Obama and Romney conducted two “shadow debates” last week. They both appeared on 60 Minutes, and both visited a Univision forum in Miami. We’ve been saturated by this campaign for months. Can either candidate say or do anything at this point to change the minds of voters? And did you see any evidence of that in either set of appearances?
Answer to both questions: not much. The first “real” debate — next Wednesday — may well be Romney’s last chance to move any minds. What we learned about Mitt on 60 Minutes is that, incredibly, he still thinks he can get away with avoiding all specifics, not just just about his own tax returns but also about his most fundamental policy bullet points: what tax deductions and exemptions he’d eliminate; what federal departments and programs he’d cut to offset the red ink implicit in his promised tax cuts; and any fine print of his ideas for immigration and Social Security reform. If he really thinks he can get away with this Wednesday night, he’s delusional. What we mainly learned about Obama is that he looks exhausted and had better rest up. But in one answer to Steve Kroft, the president did suggest he’s ready to stop Romney from skating away from the specifics of his saber-rattling foreign policy: “If Governor Romney is suggesting that we should start another war, he should say so.” If this line of Obama attack is not focus-group tested, I’d be very surprised. Perhaps the Obama camp is hoping to spring its own “Daisy” ad.

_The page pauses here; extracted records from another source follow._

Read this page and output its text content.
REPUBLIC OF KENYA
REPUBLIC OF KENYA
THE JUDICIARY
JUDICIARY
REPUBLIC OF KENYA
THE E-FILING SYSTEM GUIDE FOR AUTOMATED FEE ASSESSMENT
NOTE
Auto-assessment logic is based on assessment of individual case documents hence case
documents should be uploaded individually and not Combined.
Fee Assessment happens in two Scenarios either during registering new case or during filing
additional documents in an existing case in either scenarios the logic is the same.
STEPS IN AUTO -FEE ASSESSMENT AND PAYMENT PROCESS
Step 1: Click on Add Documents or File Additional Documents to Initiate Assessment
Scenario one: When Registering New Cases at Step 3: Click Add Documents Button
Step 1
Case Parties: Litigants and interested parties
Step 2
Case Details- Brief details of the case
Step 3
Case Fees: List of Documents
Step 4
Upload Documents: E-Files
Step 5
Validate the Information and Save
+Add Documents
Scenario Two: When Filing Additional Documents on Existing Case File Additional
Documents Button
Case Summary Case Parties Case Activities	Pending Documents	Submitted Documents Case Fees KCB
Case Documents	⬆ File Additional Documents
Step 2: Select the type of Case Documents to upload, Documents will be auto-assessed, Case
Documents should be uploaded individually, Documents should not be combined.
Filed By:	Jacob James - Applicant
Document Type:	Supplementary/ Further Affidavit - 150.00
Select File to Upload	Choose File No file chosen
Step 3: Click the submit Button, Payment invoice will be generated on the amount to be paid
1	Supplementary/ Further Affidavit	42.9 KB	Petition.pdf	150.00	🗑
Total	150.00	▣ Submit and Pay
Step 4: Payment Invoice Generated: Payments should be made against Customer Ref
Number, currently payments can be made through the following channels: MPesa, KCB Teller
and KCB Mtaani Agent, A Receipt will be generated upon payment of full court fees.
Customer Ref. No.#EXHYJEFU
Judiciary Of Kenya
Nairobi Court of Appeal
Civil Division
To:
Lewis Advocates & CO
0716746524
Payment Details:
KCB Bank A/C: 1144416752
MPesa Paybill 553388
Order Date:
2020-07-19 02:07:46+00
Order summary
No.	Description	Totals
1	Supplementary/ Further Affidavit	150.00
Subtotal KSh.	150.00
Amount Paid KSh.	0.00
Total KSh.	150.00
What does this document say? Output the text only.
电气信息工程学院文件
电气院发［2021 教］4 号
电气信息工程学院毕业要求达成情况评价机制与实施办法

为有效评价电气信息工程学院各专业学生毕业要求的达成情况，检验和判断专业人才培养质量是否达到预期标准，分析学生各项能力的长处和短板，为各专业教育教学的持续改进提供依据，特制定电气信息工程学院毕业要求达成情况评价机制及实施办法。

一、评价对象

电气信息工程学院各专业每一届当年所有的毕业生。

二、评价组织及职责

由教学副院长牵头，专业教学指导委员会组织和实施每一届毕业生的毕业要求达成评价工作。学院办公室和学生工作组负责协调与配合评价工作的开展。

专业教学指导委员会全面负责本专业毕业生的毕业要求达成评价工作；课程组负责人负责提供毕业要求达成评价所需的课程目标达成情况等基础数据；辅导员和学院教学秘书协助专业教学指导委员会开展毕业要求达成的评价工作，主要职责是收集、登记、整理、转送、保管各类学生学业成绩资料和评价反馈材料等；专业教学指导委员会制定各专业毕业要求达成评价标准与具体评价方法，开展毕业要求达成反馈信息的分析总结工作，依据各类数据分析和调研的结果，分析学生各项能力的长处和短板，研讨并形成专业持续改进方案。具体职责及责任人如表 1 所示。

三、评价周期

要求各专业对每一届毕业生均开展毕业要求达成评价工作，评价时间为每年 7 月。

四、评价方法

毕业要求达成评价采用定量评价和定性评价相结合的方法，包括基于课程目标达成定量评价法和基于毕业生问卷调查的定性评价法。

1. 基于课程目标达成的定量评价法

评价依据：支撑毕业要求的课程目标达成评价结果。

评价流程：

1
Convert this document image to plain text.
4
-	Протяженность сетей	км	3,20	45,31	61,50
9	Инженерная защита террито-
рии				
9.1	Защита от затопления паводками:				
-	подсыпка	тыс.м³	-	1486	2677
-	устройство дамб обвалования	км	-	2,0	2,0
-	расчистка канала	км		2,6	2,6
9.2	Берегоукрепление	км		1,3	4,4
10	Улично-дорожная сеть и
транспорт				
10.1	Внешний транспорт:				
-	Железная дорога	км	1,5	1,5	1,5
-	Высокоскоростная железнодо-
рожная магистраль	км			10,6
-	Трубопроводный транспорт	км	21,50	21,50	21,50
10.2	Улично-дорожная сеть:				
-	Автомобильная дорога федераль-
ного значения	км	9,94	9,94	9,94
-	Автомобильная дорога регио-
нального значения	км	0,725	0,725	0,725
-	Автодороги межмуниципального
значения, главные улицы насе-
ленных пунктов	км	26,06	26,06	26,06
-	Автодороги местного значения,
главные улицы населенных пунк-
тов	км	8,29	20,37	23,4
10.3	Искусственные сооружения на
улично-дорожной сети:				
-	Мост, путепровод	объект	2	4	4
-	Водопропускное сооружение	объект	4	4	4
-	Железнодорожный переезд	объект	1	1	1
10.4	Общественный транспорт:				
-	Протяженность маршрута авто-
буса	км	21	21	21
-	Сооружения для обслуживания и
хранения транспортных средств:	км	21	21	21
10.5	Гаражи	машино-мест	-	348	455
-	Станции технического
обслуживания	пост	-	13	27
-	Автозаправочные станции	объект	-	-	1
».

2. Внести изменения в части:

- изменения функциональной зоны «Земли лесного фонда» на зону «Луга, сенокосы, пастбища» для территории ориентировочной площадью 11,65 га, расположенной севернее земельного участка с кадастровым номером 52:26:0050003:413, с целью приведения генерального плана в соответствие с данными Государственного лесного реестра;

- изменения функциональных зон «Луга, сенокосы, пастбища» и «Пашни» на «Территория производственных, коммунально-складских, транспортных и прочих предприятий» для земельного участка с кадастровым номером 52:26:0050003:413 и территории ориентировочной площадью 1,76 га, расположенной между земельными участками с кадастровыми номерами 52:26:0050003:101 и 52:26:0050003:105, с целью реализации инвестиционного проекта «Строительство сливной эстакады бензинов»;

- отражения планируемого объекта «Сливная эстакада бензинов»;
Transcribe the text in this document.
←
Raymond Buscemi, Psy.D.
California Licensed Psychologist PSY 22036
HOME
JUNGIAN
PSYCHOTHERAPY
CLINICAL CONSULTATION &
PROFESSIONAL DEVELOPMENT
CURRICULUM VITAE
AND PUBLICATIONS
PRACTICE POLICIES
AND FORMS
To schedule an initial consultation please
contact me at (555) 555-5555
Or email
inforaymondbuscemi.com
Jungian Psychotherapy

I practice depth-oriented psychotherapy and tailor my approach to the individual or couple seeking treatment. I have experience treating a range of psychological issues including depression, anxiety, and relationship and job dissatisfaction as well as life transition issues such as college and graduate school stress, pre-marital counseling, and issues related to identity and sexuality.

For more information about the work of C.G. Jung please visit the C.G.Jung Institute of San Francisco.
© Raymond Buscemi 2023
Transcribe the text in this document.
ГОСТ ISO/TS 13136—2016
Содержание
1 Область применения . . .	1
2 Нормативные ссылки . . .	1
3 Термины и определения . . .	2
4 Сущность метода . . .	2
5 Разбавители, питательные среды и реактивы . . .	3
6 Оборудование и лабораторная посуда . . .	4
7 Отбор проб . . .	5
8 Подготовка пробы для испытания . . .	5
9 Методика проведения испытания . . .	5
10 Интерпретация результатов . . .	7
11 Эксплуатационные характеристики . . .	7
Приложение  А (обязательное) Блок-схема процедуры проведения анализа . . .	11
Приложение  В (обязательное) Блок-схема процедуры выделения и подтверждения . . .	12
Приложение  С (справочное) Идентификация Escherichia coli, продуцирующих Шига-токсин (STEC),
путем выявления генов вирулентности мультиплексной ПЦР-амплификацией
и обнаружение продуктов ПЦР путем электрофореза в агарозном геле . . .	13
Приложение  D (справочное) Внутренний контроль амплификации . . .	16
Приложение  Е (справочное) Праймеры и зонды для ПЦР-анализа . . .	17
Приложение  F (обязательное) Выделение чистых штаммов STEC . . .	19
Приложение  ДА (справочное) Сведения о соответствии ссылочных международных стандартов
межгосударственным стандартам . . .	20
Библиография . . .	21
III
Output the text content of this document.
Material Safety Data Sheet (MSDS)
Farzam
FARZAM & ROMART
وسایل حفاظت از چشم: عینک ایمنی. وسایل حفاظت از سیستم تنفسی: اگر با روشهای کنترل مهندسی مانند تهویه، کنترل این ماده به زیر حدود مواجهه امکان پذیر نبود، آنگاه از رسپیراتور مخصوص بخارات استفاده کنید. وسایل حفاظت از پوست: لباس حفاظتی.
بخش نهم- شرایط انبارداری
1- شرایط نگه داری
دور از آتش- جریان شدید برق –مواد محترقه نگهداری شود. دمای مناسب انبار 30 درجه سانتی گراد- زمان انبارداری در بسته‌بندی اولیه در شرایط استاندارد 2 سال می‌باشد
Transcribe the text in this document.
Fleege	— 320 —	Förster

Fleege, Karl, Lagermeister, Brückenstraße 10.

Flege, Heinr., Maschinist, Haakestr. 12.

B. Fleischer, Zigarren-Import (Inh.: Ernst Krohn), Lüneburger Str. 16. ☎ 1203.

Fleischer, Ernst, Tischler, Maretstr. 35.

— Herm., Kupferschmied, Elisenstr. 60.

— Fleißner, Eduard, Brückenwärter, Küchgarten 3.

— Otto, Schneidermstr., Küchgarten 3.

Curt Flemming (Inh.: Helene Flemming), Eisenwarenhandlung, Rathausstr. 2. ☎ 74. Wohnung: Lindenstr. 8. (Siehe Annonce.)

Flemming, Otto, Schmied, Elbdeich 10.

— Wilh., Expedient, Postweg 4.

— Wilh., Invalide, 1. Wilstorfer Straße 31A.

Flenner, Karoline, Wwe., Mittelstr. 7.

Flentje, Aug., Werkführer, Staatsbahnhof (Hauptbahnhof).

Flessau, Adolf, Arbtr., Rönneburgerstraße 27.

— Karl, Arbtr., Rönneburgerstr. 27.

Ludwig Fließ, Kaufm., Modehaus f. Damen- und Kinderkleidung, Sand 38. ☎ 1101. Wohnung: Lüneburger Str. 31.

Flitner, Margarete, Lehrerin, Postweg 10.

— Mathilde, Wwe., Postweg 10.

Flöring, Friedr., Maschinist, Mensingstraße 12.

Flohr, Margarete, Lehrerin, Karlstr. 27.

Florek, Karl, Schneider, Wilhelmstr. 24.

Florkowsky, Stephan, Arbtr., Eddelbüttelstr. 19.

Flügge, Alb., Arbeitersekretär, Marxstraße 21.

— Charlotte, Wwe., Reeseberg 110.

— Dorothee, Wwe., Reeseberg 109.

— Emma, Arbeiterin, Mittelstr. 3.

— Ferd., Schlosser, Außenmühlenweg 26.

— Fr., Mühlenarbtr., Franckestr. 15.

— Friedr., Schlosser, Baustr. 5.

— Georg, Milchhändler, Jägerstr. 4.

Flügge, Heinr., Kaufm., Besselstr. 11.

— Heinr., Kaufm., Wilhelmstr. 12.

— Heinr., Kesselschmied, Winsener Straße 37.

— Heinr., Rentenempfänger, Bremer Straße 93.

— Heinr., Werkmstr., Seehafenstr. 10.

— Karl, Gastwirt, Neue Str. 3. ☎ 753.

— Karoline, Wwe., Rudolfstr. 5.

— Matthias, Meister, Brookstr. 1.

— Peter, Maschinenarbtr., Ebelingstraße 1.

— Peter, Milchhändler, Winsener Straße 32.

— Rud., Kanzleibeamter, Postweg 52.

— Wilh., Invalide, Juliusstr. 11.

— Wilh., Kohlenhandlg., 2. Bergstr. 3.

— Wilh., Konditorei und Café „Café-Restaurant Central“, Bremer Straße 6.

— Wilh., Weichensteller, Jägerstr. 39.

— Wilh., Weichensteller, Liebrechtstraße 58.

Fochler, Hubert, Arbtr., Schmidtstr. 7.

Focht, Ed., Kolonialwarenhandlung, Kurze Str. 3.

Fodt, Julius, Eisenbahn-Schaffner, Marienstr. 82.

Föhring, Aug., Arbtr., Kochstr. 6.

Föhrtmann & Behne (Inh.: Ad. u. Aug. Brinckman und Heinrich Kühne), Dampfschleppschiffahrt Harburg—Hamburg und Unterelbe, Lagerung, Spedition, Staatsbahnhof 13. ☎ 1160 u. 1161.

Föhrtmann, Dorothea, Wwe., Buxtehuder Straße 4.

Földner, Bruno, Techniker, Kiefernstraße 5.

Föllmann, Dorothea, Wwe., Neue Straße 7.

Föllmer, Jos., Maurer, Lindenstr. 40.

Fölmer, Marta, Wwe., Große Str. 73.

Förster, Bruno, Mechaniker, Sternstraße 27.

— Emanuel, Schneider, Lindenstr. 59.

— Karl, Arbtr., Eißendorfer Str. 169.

The Romney Univision appearance sprouted two unflattering stories: that he was wearing really bad orange makeup and that his campaign packed the audience with supporters. Both made him seem almost comically desperate. Any thoughts?
Romney can dye his skin brown in reverse emulation of Michael Jackson and he still is going to lose the Hispanic vote by a margin so huge that it’s hard to see how he can make up the losses elsewhere. What I don’t understand is why his campaign doesn’t bus in a Latino claque to every campaign appearance, not just the Univision forum. With the exception of that appearance and this week’s speech before the Clinton Global Initiative in New York, every Mitt audience registers as all-white on the evening news. Hiring Latino extras for every Romney rally — and, while they’re at it, African-American and Asian-American extras, too — might be campaign money well spent.